從物理定律的角度來看,影片生成與世界模型有多遠?
How Far is Video Generation from World Model: A Physical Law Perspective
November 4, 2024
作者: Bingyi Kang, Yang Yue, Rui Lu, Zhijie Lin, Yang Zhao, Kaixin Wang, Gao Huang, Jiashi Feng
cs.AI
摘要
OpenAI 的 Sora 強調了影片生成的潛力,可以發展符合基本物理法則的世界模型。然而,影片生成模型能否純粹從視覺數據中發現這些法則,而不依賴人類先驗知識,這一點值得懷疑。一個學習真實法則的世界模型應該能夠對微妙之處做出堅固的預測,並能在未見過的情況下正確推斷。在這項工作中,我們在三個關鍵情境中進行評估:分布內、分布外以及組合泛化。我們開發了一個二維模擬測試平台,用於對物體運動和碰撞進行生成影片,這些影片受一個或多個古典力學法則的確定性控制。這為大規模實驗提供了無限的數據,並能夠量化評估生成的影片是否遵循物理法則。我們訓練了基於擴散的影片生成模型,以預測基於初始幀的物體運動。我們的擴展實驗表明,在分布內實現了完美泛化,在組合泛化中呈現可測量的擴展行為,但在分布外情境中失敗了。進一步的實驗揭示了關於這些模型泛化機制的兩個關鍵見解:(1) 這些模型無法抽象出一般物理規則,而是展現出“基於案例”的泛化行為,即模仿最接近的訓練示例;(2) 在泛化到新案例時,觀察到模型在參考訓練數據時會優先考慮不同因素:顏色 > 尺寸 > 速度 > 形狀。我們的研究表明,僅靠擴展本身是不足以讓影片生成模型揭示基本物理法則的,儘管在 Sora 的更廣泛成功中扮演了一定角色。請查看我們的項目頁面:https://phyworld.github.io
English
OpenAI's Sora highlights the potential of video generation for developing
world models that adhere to fundamental physical laws.
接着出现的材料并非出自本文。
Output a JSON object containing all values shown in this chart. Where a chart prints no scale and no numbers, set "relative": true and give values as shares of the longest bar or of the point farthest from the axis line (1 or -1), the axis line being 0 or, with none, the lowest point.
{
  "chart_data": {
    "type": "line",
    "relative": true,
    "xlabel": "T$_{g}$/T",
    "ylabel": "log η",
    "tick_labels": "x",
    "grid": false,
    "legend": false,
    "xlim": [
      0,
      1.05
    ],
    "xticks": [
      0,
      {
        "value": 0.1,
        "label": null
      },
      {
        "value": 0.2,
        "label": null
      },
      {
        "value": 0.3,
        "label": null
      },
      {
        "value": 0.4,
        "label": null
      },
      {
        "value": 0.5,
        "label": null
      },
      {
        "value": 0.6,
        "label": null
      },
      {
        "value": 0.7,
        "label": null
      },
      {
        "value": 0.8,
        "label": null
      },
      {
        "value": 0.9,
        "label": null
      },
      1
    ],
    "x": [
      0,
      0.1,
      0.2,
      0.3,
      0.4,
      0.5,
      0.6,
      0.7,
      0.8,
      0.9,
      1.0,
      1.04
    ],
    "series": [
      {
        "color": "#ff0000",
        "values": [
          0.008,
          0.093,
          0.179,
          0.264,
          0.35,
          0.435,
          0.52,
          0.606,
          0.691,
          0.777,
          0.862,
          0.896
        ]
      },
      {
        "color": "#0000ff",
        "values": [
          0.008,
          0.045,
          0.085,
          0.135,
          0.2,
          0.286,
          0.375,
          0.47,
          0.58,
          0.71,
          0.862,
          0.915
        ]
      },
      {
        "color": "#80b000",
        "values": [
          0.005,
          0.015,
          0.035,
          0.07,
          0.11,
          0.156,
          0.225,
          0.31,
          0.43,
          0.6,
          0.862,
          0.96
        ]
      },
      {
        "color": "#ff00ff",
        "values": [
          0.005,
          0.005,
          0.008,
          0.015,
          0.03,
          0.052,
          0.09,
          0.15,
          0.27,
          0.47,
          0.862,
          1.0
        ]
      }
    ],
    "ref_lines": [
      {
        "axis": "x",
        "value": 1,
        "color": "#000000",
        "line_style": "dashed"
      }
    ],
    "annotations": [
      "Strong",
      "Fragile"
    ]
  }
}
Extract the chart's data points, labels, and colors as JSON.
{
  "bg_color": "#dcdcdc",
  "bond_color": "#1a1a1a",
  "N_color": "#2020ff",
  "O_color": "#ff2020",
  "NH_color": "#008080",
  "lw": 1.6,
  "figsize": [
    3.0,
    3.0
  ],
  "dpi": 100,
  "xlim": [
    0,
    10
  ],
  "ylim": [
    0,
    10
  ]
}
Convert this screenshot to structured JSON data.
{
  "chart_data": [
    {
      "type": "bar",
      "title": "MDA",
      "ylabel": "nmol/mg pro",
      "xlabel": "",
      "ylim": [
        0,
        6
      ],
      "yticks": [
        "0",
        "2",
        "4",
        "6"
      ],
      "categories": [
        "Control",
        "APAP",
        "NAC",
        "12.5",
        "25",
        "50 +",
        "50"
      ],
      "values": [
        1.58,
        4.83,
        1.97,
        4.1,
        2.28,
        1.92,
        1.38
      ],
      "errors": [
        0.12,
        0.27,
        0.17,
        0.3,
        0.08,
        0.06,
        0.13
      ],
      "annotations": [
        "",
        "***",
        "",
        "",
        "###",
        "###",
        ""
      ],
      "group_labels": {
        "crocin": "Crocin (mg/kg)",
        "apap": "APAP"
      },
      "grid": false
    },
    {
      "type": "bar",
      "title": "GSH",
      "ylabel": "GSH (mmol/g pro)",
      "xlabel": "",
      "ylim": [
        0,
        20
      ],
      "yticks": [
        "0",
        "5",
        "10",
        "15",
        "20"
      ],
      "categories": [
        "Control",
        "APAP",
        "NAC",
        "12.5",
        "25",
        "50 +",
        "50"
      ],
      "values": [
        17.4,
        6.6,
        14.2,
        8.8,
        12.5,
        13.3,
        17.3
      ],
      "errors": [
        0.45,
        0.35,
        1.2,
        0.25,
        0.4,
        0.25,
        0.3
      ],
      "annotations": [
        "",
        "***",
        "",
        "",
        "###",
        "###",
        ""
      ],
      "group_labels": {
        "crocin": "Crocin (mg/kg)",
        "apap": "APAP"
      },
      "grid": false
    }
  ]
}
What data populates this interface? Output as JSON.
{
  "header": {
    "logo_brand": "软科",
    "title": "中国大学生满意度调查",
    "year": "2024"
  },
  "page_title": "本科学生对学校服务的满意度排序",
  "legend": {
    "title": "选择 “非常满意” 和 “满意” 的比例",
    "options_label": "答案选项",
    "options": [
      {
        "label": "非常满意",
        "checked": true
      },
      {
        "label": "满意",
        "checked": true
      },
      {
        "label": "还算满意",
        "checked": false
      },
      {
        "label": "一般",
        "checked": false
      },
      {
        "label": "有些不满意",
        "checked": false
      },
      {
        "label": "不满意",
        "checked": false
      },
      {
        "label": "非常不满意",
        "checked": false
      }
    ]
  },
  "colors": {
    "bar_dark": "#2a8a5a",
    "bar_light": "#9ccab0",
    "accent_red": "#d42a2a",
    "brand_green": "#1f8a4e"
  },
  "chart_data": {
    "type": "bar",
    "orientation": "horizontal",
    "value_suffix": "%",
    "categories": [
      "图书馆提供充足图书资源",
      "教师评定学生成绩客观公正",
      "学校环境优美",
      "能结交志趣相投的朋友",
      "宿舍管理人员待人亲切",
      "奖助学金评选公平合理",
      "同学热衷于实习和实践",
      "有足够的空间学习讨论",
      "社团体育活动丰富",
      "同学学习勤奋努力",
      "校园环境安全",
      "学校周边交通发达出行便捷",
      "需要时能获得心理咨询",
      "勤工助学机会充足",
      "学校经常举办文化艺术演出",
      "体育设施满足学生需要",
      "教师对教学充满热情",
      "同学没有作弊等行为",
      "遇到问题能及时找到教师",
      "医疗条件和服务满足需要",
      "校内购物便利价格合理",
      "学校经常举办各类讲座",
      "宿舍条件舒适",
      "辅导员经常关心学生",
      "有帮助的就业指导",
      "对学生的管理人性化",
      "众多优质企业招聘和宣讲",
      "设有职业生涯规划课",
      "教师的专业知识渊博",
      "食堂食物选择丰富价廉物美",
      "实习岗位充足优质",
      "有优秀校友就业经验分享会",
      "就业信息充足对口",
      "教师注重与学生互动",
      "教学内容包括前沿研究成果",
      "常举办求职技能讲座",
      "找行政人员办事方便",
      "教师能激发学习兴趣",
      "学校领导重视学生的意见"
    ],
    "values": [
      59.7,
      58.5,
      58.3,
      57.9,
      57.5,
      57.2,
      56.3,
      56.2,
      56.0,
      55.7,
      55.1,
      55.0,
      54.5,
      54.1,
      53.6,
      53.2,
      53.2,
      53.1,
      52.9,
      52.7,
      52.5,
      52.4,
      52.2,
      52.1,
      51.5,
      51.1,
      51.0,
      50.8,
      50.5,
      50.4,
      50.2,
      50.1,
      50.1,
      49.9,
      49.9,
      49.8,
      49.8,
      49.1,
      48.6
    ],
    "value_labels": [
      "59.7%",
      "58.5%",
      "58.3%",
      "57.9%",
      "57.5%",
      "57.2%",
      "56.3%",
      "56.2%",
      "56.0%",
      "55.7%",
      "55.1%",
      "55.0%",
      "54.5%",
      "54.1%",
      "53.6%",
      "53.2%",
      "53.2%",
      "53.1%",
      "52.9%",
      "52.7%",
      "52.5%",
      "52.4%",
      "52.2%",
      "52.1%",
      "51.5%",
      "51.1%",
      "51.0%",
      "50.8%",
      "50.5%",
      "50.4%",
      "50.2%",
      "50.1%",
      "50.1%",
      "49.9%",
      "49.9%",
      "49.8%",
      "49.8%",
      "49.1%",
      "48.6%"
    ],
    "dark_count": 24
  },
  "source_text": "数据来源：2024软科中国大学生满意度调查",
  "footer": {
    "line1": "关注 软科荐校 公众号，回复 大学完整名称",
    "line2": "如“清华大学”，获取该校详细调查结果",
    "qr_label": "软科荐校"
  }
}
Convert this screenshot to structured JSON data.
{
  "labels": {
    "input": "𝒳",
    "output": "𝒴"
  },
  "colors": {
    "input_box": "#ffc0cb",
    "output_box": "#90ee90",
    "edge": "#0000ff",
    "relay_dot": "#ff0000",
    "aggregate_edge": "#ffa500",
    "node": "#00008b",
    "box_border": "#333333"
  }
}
However, the ability of
video generation models to discover such laws purely from visual data without
human priors can be questioned. A world model learning the true law should give
predictions robust to nuances and correctly extrapolate on unseen scenarios. In
this work, we evaluate across three key scenarios: in-distribution,
out-of-distribution, and combinatorial generalization. We developed a 2D
simulation testbed for object movement and collisions to generate videos
deterministically governed by one or more classical mechanics laws. This
provides an unlimited supply of data for large-scale experimentation and
enables quantitative evaluation of whether the generated videos adhere to
physical laws. We trained diffusion-based video generation models to predict
object movements based on initial frames. Our scaling experiments show perfect
generalization within the distribution, measurable scaling behavior for
combinatorial generalization, but failure in out-of-distribution scenarios.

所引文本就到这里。